The scientists compared a control group of 102 dogs living in France to 258 dogs sampled in the area of Gabon hit by the 2001-2001 outbreak.

“We found evidence that dogs can be infected by Ebola virus, a finding that raises important human health issues,” the researchers concluded.

Said the study:

Given the frequency of contact between humans and domestic dogs, canine Ebola infection must be considered as a potential risk factor for human infection and virus spread. Human infection could occur through licking, biting, or grooming. Asymptomatically infected dogs could be a potential source of human Ebola outbreaks and of virus spread during human outbreaks …

The scientists stressed these findings “strongly suggest that dogs should be taken into consideration during the management of human Ebola outbreaks.”

On Sept. 12, dog expert Stanley Coren, Ph.D., said in Psychology Today:

Although dogs are susceptible to Ebola, the CDC concluded that “infected dogs are asymptomatic,” meaning that they do not develop symptoms. During the early phase of their infection, however, they can spread the disease to humans and other animals through licking, biting, urine, and feces. However, the good news is that once the virus is cleared from the dog it is no longer contagious. Dogs do not die from Ebola infections.

Coren downplayed the risk here, noting at the time of publication, “The good news is that there is no known source of Ebola infection outside of the affected areas in Africa.”

He concluded, “In the developed world, most countries have more stringent rules concerning food production and sanitation, which means that, in the same way that humans are protected from this deadly disease, so are our dogs.”
 
Old 10-04-2014, 03:02 AM   #158
WebSlave
Quote:
However, the good news is that once the virus is cleared from the dog it is no longer contagious. Dogs do not die from Ebola infections.
So, how is the virus "cleared" from a dog?

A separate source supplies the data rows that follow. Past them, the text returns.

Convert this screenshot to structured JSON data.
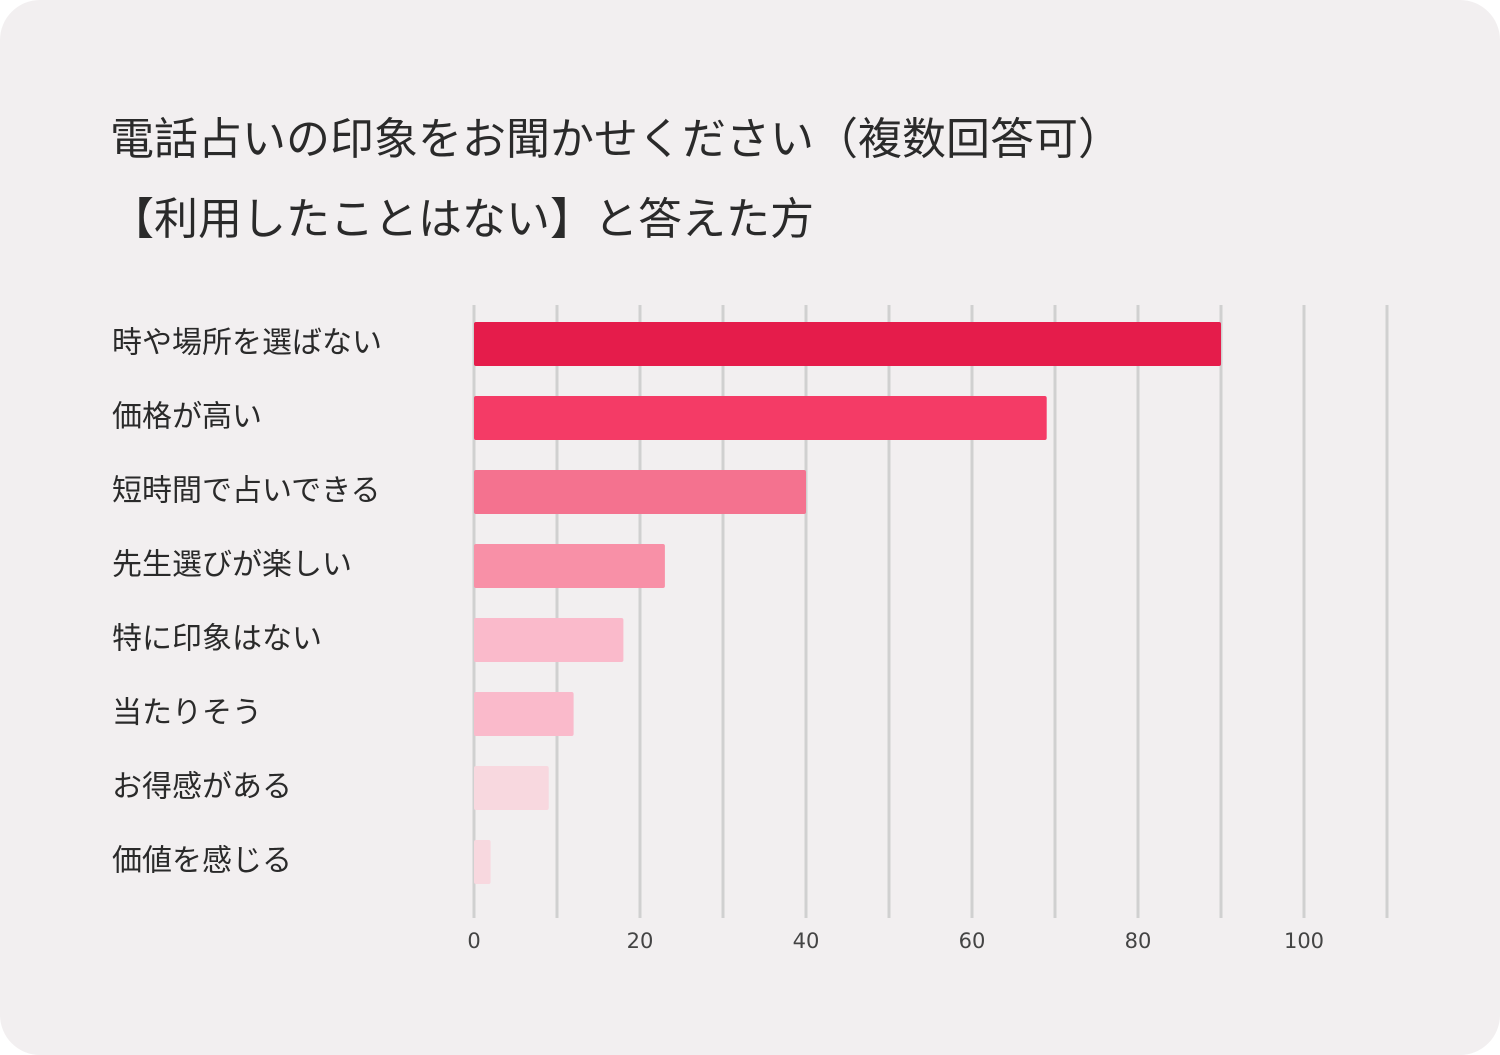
{
  "title": {
    "line1": "電話占いの印象をお聞かせください（複数回答可）",
    "line2": "【利用したことはない】と答えた方"
  },
  "chart_data": {
    "type": "bar",
    "orientation": "horizontal",
    "categories": [
      "時や場所を選ばない",
      "価格が高い",
      "短時間で占いできる",
      "先生選びが楽しい",
      "特に印象はない",
      "当たりそう",
      "お得感がある",
      "価値を感じる"
    ],
    "values": [
      90,
      69,
      40,
      23,
      18,
      12,
      9,
      2
    ],
    "colors": [
      "#e51c4b",
      "#f43b66",
      "#f4728f",
      "#f890a7",
      "#fabacb",
      "#fabacb",
      "#f8d8df",
      "#f8d8df"
    ],
    "xticks": [
      0,
      20,
      40,
      60,
      80,
      100
    ],
    "xlim": [
      0,
      110
    ],
    "grid": true,
    "gridline_color": "#d0d0d0"
  }
}
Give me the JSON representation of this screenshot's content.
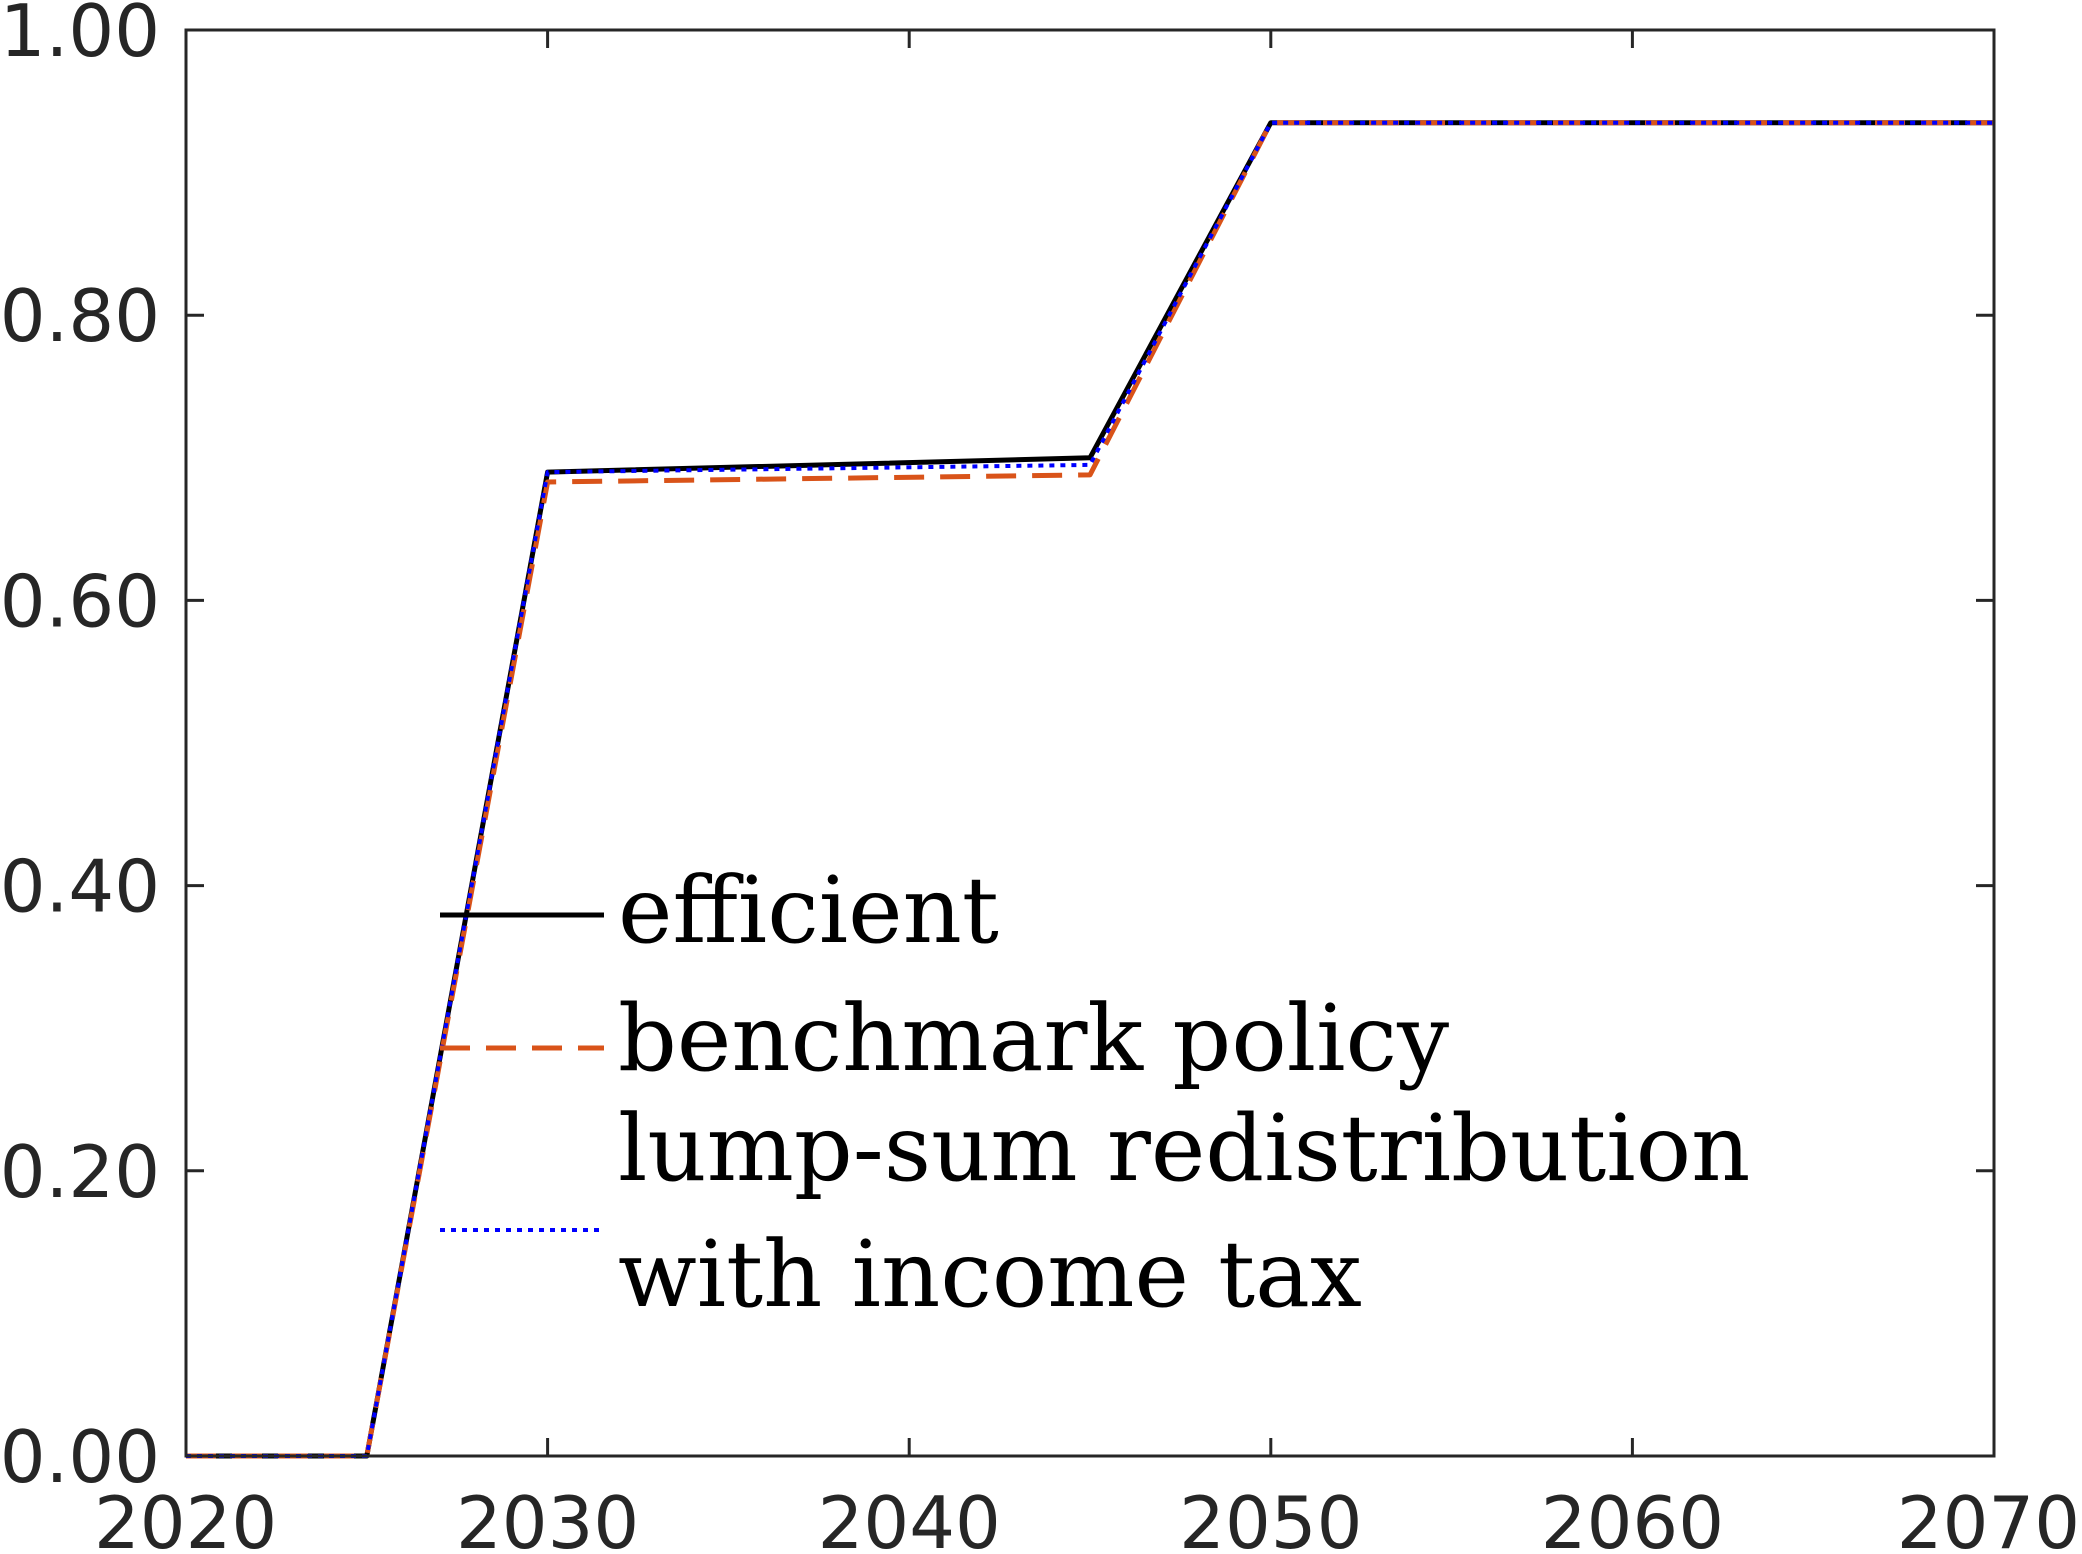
{
  "chart_data": {
    "type": "line",
    "title": "",
    "xlabel": "",
    "ylabel": "",
    "xlim": [
      2020,
      2070
    ],
    "ylim": [
      0,
      1
    ],
    "xticks": [
      "2020",
      "2030",
      "2040",
      "2050",
      "2060",
      "2070"
    ],
    "yticks": [
      "0.00",
      "0.20",
      "0.40",
      "0.60",
      "0.80",
      "1.00"
    ],
    "grid": false,
    "legend_position": "center-left",
    "series": [
      {
        "name": "efficient",
        "color": "#000000",
        "style": "solid",
        "x": [
          2020,
          2025,
          2030,
          2045,
          2050,
          2070
        ],
        "y": [
          0.0,
          0.0,
          0.69,
          0.7,
          0.935,
          0.935
        ]
      },
      {
        "name": "benchmark policy",
        "color": "#d95319",
        "style": "dashed",
        "x": [
          2020,
          2025,
          2030,
          2045,
          2050,
          2070
        ],
        "y": [
          0.0,
          0.0,
          0.683,
          0.688,
          0.935,
          0.935
        ]
      },
      {
        "name": "lump-sum redistribution with income tax",
        "legend_lines": [
          "lump-sum redistribution",
          "with income tax"
        ],
        "color": "#0000ff",
        "style": "dotted",
        "x": [
          2020,
          2025,
          2030,
          2045,
          2050,
          2070
        ],
        "y": [
          0.0,
          0.0,
          0.69,
          0.695,
          0.935,
          0.935
        ]
      }
    ]
  }
}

And can we presume that rodents and anything else feasting on either a corpse or living person or animal that is infected carries the same risks? Has anyone thought about vultures becoming a reservoir for the virus? Evidently the virus CAN live in one or more creatures and not be "cleared" from it.

Anyone else thinking about the possibility of dogs lapping up the vomit from Thomas Eric Duncan (aka "Ebola Tom") outside his apartment?

This all is beginning to sound a lot like some sort of script for a horror movie being produced.
 
Old 10-04-2014, 09:38 AM   #159
bcr229
Gotta love Advil...

Prescription for avoiding Ebola airport screening: ibuprofen

Quote:
NEW YORK (Reuters) - People who contract Ebola in West Africa can get through airport screenings and onto a plane with a lie and a lot of ibuprofen, according to healthcare experts who believe more must be done to identify infected travelers.

At the very least, they said, travelers arriving from Ebola-stricken countries should be screened for fever, which is currently done on departure from Liberia, Guinea and Sierra Leone. But such safeguards are not foolproof.

"The fever-screening instruments run low and aren't that accurate," said infection control specialist Sean Kaufman, president of Behavioral-Based Improvement Solutions, a biosafety company based in Atlanta.

"And people can take ibuprofen to reduce their fever enough to pass screening, and why wouldn't they? If it will get them on a plane so they can come to the United States and get effective treatment after they're exposed to Ebola, wouldn't you do that to save your life?"
 
Old 10-04-2014, 10:53 AM   #160
Lucille
Quote:
Originally Posted by Lucille View Post
I loled at the mention in the link above that air travelers in some of the countries mentioned are 'screened for fever' and not permitted to fly if they have one. All someone needs to do is take a Tylenol before going to the airport and an elevated temp will come down for a few hours, long enough to get on the plane.
I think people are going to do this as well as fill out any form put in front of them with information that allows them to board the plane, not necessarily a factual answer.